What clearly concerns Mahfouz, however, is that there is a radical irreconcilability between Akhenaten’s generous and strict beliefs and the maintenance of Egypt’s coherence as a state and as an idea while he is its ruler. The trouble is that Akhenaten allows no compromises at all, and refuses to have anything to do with politics. So is he a saint or, in fact, a dangerous man, a man willing to sacrifice the good of his country (e.g., by refusing to defend its borders) for his beliefs?

The novel allows no completely satisfying answer except to underline and deepen the dilemma, in the process removing it from the realm of epistemology to that of “worldly” history. (The word for “this world” as opposed to the “other world” recurs frequently in the Arabic: al-dunia.) Mahfouz suggests that the best and most elevated ideas can never override the animosities and rivalries, the vested interests of history, not because noble ideas are not powerful enough, but because there isn’t uncomplicated, unpeopled time enough to let those ideas work their redemptive or healing power. The other problem is that al-dunia requires some sort of centralized order to keep it from the whirling disorder Mahfouz sometimes elicits in his later stories and novels, for which he often blames the intelligentsia.

A group of novels set in the period from 1967 to the mid-1980s depicts such a situation, notably Tharthara fawq al-Nil (Adrift on the Nile) and Taht al-Mazalla (Under the Shelter).
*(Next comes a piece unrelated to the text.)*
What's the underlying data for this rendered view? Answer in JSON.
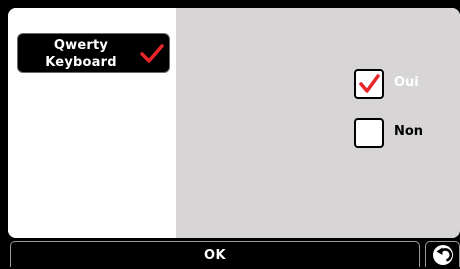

The former is about some friends who have gathered on a Nile houseboat around Anis Zaki, a government clerk who has lost his wife and daughter. Like him, his friends live in a world of narcotic intoxication and wordy frustration; they are involved in a car accident in which a peasant is killed but no one has the courage to report it. The spirit of Under the Shelter, a set of six stories and five plays, is best described as expressionist. The title story depicts people standing aimlessly under a bus shelter, passively watching all sorts of bizarre occurrences (orgies, heads rolling in the dust, car accidents, etc.) with no central theme or purpose.
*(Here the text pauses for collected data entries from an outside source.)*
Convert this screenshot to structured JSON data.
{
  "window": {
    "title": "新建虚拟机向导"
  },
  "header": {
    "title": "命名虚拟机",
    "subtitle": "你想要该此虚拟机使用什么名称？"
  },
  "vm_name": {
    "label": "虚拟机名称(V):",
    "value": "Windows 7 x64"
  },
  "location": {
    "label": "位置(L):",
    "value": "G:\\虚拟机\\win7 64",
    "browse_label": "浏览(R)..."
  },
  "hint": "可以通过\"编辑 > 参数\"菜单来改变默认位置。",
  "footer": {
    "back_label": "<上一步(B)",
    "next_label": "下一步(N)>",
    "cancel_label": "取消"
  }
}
So Mahfouz’s Egypt is a charged one, strikingly vivid for the accuracy and humor with which he portrays it, in a mode that is neither completely taken with great heroes nor able to do without some dream of total harmony of the kind Akhenaten so desperately strives to keep but cannot sustain. Without a powerful controlling center, Egypt can easily dissolve into anarchy or an absurd, gratuitous tyranny based either on religious dogma or on a personal dictatorship.
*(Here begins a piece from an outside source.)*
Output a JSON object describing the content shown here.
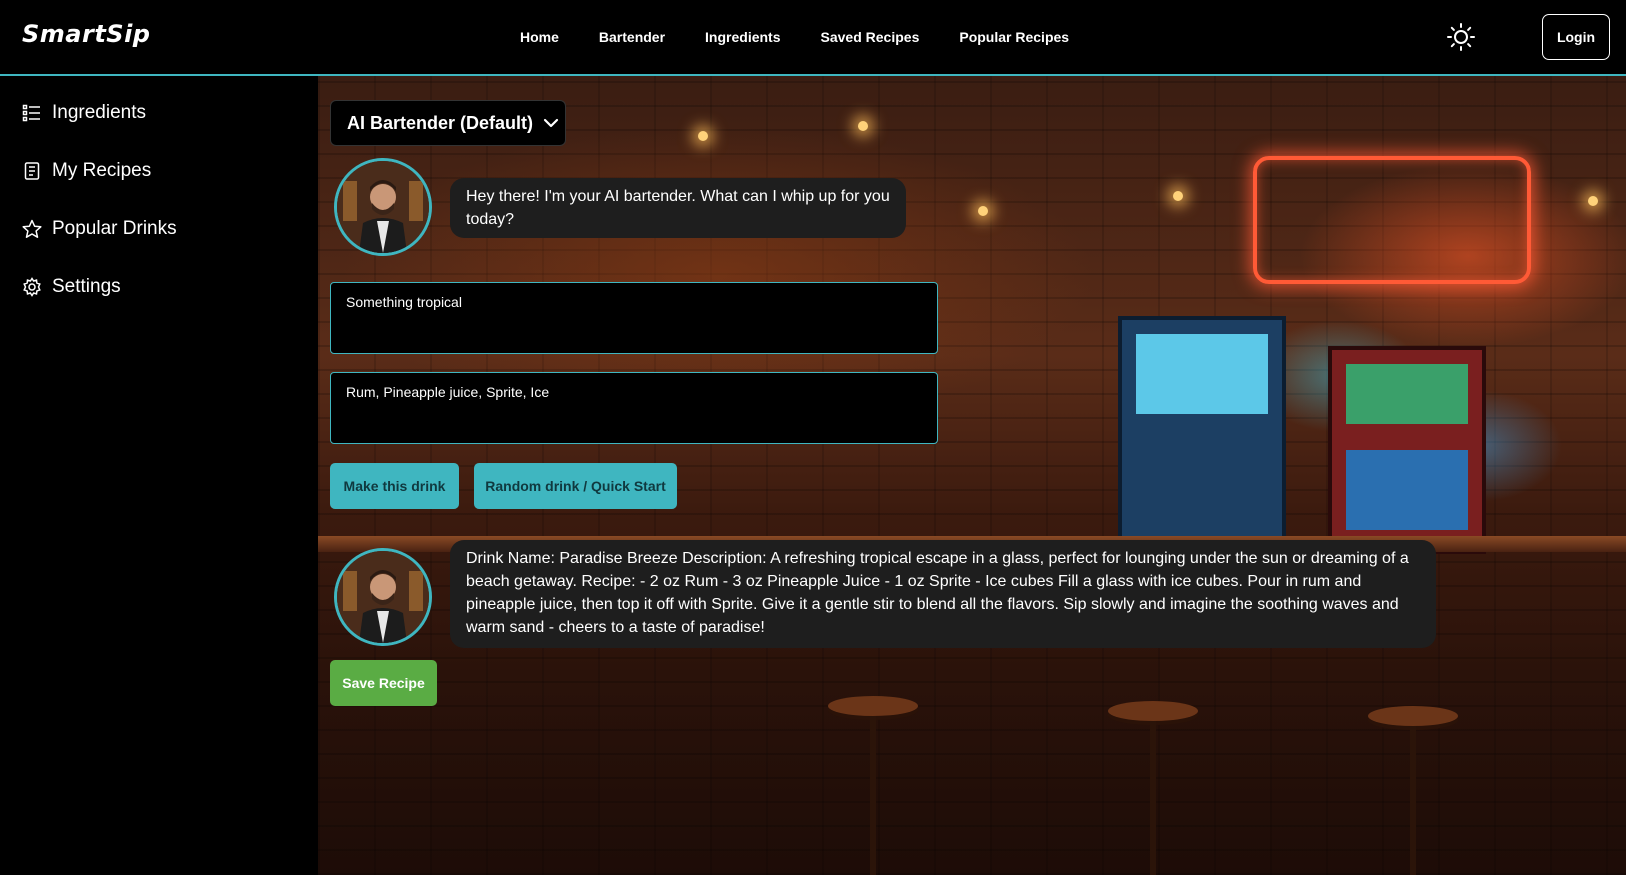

Mahfouz is now eighty-nine years old, nearly blind, and, after he was physically assaulted by religious fanatics in 1994 because of his moderate position on Rushdie’s The Satanic Verses, is said to be a recluse. What is both remarkable and poignant about him is how, given the largeness of his vision and his work, he still seems to guard his nineteenth-century liberal belief in a decent, humane society for Egypt even though the evidence he keeps dredging up and writing about in contemporary life and in history continues to refute that belief. The irony is that, more than anyone else, he has dramatized in his work the almost cosmic antagonism that he sees Egypt as embodying between majestic absolutes on the one hand and, on the other, the gnawing at and wearing down of these absolutes by people, history, society. These opposites he never really reconciles. Yet as a citizen Mahfouz sees civility and the continuity of a transnational, abiding, Egyptian personality in his work as perhaps surviving the debilitating processes of conflict and historical degeneration which he, more than anyone else I have read, has so powerfully depicted.